Each document counts for a certain number of points.  The certificate of naturalization counts both for points and for proof of birth (since me standing there in front of the window isn’t sufficient . . . but, hey). After a few minutes of counting and recounting she finally said, “Ok.  I think this will work.” I refrained from weeping and shouting glory hallelujah – but just barely.  She told me to stand in front of the camera.  Thankfully the lidocaine from the extraction had worn off by this time. Still, I know I must look like hell in the picture but I don’t mind.  It is an accurate depiction of what I endured to get my license.

After I signed the signature card, the clerk put all my paperwork together and gave me a number.  I sat down to wait.  Another twenty minutes and I was called up to window 15 where I met Ms.

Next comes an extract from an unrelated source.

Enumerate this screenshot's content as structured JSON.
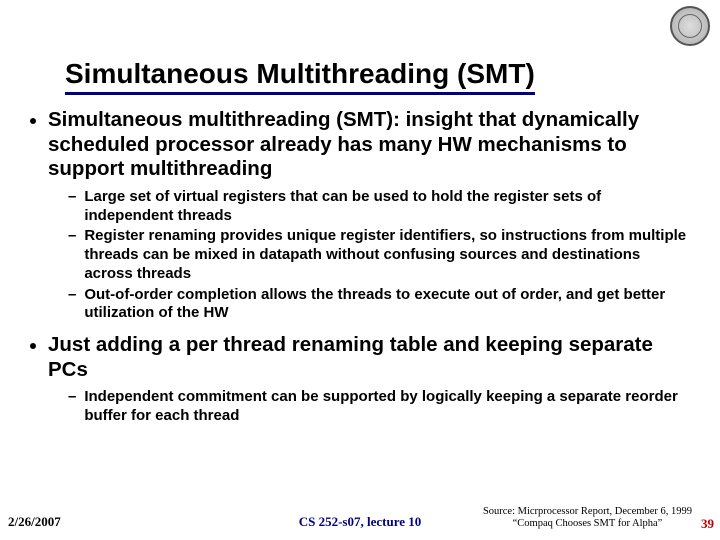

Hung. “Your documents don’t match,” she said. If I didn’t like her droll manner (which I just knew hid a wicked sense of humor) I might have considered climbing over the counter and snatching her bald. Again I went through the dance of explaining. “Well, we have to issue you the driver license in this name,” and she pointed to the name on my California driver license abstract.  “But I’m trying to get rid of that name!” I wailed.  She looked at me as though I were a petulant child. “And then,” she said, peering at me over her glasses, “we will do the name change and issue you another license in the other name.”


You know what? I’m happy with the result.  Never mind the utter silliness of it all.  In two weeks, I will, once again, have a state-issued photo ID with my very own name on it. And, two weeks after that, I will be a woman again. Now I have to register the camper. Have mercy.